At this point it was looking like a humiliating afternoon, but the lads shocked everybody by reacting as they should and clawing their way back into ther game.

Sanchez equalised, and we could have got a winner - had we not been down to ten men it could have been all three points.

Leicester keep winning, so today's draw does neither side any good really - except it might possibly have given our disheartened players some self-confidence back. We can but hope.

Report:

Ten-man Arsenal came from behind to draw 2-2 at Tottenham as the two north London clubs handed the Barclays Premier League title impetus to Leicester.

Aaron Ramsey opened the scoring for the visitors with a flick but, after Francis Coquelin saw red for the Gunners, Toby Alderweireld and Harry Kane turned the game around inside two minutes.
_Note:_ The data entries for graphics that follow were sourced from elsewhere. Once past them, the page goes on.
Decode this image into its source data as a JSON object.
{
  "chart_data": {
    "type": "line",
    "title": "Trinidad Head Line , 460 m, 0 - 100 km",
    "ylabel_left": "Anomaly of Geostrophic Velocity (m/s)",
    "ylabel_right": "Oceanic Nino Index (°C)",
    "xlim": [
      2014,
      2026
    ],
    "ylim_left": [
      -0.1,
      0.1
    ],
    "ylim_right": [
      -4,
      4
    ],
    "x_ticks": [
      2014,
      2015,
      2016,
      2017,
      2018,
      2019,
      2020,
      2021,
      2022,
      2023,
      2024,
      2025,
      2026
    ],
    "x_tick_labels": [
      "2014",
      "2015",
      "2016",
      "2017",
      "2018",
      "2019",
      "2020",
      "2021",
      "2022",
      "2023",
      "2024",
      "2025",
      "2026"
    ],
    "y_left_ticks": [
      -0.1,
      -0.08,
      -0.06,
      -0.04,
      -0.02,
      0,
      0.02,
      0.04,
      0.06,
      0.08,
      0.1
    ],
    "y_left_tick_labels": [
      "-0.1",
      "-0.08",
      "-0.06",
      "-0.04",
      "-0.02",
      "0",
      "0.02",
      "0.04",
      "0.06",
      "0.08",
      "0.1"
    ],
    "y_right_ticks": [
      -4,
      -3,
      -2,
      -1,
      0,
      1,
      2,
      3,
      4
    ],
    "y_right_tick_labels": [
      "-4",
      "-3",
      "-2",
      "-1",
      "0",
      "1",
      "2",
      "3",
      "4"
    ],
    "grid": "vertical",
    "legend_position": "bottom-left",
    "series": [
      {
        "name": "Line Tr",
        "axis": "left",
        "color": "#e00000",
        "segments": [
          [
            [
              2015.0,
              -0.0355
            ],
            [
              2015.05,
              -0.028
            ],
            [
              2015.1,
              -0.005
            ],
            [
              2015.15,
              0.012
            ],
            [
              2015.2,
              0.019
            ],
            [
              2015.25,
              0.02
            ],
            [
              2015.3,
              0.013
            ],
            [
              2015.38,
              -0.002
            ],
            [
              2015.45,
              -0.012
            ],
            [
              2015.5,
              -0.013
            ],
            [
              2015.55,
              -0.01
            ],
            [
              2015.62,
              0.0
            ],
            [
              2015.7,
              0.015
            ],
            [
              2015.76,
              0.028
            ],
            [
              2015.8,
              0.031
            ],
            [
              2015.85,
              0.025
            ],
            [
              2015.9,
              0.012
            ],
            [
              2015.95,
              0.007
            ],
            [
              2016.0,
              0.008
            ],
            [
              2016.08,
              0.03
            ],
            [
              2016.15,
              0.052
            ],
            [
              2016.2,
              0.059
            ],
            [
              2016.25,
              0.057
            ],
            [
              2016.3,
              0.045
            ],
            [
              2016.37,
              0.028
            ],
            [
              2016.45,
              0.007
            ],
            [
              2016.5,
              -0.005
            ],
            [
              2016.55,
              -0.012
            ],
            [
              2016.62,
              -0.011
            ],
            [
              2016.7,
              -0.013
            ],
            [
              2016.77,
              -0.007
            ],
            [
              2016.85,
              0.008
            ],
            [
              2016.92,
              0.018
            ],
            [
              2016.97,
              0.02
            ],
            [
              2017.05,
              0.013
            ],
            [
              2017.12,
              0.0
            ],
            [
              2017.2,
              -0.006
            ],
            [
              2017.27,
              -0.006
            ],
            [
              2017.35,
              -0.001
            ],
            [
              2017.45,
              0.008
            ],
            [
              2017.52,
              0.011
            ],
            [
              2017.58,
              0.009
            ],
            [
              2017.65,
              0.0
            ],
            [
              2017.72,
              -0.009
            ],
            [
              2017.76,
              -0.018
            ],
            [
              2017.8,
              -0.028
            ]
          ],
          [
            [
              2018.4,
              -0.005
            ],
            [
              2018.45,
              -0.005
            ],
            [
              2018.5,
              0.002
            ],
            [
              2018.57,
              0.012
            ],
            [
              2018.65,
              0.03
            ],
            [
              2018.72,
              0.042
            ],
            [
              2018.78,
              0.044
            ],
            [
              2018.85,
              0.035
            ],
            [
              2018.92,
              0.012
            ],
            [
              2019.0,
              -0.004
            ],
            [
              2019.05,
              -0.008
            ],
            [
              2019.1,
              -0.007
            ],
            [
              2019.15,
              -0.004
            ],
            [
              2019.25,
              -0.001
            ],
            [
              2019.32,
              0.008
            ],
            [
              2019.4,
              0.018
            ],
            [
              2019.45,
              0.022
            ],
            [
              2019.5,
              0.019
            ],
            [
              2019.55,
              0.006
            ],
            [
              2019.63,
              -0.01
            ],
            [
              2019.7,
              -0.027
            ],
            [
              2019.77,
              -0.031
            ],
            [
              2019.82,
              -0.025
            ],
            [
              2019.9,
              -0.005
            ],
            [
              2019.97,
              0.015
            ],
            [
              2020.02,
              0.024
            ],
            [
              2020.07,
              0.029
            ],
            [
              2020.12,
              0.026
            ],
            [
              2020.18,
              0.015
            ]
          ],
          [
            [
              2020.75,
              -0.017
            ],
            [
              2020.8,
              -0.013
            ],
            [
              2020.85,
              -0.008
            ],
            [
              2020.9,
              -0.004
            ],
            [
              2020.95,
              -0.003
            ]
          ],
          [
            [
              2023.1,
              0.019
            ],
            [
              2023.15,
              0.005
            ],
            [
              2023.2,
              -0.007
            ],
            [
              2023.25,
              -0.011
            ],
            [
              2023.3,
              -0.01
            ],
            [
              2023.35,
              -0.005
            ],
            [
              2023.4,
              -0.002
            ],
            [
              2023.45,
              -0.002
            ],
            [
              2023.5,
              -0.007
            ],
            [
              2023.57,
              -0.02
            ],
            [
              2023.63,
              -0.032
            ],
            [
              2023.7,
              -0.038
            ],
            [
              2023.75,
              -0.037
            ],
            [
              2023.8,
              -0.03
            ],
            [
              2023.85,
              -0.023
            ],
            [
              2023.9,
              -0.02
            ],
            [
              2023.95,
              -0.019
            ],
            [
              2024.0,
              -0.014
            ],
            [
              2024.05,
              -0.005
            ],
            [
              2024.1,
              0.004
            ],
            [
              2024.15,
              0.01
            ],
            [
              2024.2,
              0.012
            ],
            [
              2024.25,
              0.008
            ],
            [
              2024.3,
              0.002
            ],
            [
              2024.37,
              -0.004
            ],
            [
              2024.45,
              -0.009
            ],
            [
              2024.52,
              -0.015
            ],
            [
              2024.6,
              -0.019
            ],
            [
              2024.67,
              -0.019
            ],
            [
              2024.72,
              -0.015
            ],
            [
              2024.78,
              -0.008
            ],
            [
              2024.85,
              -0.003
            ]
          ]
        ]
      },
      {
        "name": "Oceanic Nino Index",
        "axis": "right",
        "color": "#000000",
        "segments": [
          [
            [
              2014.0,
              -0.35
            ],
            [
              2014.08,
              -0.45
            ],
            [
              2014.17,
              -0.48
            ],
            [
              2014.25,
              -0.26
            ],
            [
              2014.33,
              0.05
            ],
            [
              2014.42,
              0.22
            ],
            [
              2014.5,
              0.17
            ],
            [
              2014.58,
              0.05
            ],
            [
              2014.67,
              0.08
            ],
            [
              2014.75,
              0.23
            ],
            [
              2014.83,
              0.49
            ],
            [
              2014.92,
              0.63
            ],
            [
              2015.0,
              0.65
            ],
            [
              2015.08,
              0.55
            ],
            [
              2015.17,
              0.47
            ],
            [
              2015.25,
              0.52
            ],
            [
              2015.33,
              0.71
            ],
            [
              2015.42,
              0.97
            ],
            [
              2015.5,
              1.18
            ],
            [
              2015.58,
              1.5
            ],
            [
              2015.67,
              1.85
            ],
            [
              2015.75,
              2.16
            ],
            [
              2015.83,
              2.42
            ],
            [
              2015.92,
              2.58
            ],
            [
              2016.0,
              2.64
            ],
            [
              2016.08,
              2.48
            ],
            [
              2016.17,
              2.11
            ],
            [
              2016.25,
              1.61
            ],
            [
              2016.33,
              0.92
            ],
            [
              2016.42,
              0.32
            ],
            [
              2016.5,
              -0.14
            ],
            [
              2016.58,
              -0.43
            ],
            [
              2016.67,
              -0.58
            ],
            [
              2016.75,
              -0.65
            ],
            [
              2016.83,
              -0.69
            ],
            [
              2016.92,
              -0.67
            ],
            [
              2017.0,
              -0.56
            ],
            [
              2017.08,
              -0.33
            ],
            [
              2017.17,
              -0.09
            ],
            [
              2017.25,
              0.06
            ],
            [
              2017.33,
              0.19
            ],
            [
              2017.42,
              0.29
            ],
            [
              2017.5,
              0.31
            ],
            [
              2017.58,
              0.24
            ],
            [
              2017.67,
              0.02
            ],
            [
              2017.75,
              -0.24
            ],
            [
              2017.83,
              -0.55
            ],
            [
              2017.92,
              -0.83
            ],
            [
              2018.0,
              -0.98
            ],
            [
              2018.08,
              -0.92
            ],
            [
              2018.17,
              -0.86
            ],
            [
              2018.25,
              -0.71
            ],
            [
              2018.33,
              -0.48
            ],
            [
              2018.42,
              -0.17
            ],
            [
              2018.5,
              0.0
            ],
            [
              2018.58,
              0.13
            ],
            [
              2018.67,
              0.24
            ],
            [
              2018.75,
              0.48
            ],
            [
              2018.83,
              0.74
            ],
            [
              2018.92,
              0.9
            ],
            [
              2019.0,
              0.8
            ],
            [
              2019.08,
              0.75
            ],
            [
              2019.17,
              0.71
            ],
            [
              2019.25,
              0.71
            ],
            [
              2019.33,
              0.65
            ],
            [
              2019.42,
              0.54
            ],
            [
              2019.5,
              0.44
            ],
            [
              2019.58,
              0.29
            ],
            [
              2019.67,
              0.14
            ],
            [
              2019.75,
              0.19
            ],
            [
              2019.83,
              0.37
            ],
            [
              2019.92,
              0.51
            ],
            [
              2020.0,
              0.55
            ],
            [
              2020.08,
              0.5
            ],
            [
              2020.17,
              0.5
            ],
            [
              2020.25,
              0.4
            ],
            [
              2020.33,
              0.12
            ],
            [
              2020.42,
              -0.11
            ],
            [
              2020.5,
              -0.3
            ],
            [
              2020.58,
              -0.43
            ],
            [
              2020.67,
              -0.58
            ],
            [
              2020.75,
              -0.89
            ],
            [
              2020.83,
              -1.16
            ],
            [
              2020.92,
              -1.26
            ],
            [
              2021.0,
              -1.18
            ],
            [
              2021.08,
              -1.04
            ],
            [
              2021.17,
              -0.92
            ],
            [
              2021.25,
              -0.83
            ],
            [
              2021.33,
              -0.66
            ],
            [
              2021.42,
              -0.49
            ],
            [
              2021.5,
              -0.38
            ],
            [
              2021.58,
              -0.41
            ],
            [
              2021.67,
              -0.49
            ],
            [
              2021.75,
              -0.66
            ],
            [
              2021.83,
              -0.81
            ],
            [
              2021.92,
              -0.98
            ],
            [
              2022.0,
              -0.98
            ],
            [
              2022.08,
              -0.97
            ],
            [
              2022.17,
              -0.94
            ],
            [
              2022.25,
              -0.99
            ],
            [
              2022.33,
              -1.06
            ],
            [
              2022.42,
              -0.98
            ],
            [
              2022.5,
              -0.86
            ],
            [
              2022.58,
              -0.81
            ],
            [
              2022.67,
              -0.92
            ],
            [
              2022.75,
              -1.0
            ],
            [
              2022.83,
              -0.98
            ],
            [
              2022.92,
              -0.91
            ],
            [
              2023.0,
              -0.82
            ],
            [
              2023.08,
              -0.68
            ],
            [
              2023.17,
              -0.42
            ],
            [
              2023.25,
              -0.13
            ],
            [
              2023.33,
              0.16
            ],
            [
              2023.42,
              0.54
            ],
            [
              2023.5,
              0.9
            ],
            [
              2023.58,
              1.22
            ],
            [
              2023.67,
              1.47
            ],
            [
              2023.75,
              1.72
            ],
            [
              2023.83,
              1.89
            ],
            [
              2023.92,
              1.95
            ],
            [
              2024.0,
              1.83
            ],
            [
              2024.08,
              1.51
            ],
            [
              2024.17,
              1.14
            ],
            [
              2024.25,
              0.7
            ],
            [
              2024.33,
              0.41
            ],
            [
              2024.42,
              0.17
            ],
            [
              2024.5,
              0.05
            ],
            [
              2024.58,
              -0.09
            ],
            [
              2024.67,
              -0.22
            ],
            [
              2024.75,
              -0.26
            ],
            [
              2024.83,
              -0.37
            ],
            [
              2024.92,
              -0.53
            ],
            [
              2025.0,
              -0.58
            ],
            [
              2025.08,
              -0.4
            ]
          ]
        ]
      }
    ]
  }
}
Arsenal, who lost from a winning position against Swansea on Wednesday, kept plugging away and levelled through Alexis Sanchez's first league goal since October - meaning Leicester have the chance to further extend their lead at the top on Saturday evening.

Tottenham were dominating the early stages without creating the chances - the first of which came on 25 minutes as Kyle Walker drilled in a cross which Erik Lamela turned towards goal and David Ospina made a superb save.

Coquelin was cautioned for handling the ball while on the ground as the Gunners struggled to get a foothold in the game, only for them to go ahead shortly afterwards.

Danny Welbeck squared the ball across the box to Hector Bellerin, who laid it into Ramsey to deftly flick home past Hugo Lloris.

Spurs were again in the ascendency after the break, Walker stinging the palms of Ospina with a drive from the edge of the box.

Arsenal then suffered the blow of seeing Coquelin sent off for a second bookable offence as he upended Kane on the touchline to receive his marching orders from Michael Oliver - leaving the visitors down to 10 for the last 35 minutes.

Tottenham nearly made their new-found advantage count immediately but Kane's close-range effort was somehow kept out by Ospina, with goal-line technology showing only around an inch of the ball not over the line.

But the Colombian could do nothing to prevent Alderweireld drilling home from a similar position moments later after Christian Eriksen's corner was diverted into his path by Lamela.

Kane then showed that he can make the difference in the title race, turning the game on its head with a memorable curling effort from an acute angle.

The England international had only managed one goal in his last six games going into the derby but came close to adding to Tottenham's lead as he flashed a shot wide, as torrential rain began fall on White Hart Lane.

Spurs made heavy weather of their task against 10 men as Sanchez levelled with a smart finish from Bellerin's pass, with Lloris only able to get fingertips on the ball as it flashed past him.

Eric Dier was lucky not to go the same way as Coquelin as he avoided picking up a second booking for pulling back substitute Olivier Giroud on the halfway line.

Ospina was on hand to tip a late Eriksen effort behind for a corner before Gabriel came close to gifting Spurs the win, slicing just wide of his own goal.

Ramsey was denied by Kevin Wimmer's last-ditch challenge at the other end as the points were shared.